While the key short-term support at 1.1100 is still intact, last Friday’s EUR strength was fleeting and the 1.1221 high did not threaten the top end of the expected sideway trading range of 1.1020/1.1250. From here, the undertone for EUR is viewed as positive but only a clear break above 1.1250 would indicate the start of a sustained up-move. 1.1100 continues to act as a strong near-term support.
GBP/USD: Bearish: To take partial profit at 1.2850. [No change in view]

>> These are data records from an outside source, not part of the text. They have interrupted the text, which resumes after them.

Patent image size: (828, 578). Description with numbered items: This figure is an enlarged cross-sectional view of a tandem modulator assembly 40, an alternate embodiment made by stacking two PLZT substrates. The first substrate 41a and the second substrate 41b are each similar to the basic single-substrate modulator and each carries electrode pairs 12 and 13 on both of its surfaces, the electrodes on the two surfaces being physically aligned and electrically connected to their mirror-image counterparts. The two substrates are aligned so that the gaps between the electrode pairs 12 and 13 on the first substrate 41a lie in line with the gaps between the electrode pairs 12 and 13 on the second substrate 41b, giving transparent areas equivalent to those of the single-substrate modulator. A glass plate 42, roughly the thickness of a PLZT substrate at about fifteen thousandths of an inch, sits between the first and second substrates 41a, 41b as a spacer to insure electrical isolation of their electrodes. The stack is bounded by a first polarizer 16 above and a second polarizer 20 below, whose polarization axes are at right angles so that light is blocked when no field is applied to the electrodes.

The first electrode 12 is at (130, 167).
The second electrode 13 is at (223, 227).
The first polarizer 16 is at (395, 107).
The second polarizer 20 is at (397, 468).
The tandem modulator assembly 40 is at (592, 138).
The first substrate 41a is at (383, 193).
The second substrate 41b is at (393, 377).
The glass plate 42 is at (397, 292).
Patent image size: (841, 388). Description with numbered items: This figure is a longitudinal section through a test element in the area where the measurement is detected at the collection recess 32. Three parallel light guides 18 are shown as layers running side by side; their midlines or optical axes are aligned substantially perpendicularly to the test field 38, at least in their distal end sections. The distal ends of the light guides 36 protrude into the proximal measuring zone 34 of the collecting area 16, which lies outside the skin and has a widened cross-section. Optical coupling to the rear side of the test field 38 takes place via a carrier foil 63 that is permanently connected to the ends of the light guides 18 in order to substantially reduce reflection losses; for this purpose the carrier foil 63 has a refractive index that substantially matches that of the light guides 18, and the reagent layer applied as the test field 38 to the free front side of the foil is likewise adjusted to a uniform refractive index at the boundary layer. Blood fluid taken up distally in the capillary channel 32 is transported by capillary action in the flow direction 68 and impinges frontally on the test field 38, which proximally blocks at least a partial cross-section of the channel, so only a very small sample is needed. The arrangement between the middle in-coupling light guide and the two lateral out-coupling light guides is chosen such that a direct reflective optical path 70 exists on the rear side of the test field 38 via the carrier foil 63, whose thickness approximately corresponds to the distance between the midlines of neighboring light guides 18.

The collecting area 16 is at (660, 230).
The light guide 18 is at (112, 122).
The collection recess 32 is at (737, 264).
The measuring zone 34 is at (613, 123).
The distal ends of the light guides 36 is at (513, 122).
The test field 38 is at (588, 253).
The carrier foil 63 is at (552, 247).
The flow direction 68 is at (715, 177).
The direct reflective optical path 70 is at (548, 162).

The slow drift lower in GBP is in line with our bearish expectation. The target is still at 1.2850 but as highlighted yesterday, the internal momentum is not strong and this level is unlikely to yield so easily. Those who are short may likely to take partial profit at this level. In the meanwhile, the stop-loss for the bearish is view is adjusted lower to 1.3075 from 1.3130 previously.
AUD/USD: Shift from bullish to neutral: In a 0.7595/0.7725 range.
AUD/USD trades down to 0.7640 at the time of writing and this indicates that the bullish phase that started more than a week ago has ended. The current outlook is deemed as neutral within a broad 0.7595/0.7725 range even though the near-term bias is for a probe lower to 0.7595 first
USD/JPY: Neutral: In a 100.50/102.80 range.
USD has been trading mostly sideways in the past 2 weeks. Flat indicators continue to suggest a neutral outlook for this pair and only a clear break out of the expected sideway trading range of 100.50/102.80 would indicate the start of a directional move. That said, the odds for a break below 100.50 are markedly higher compared to a move above 102.80.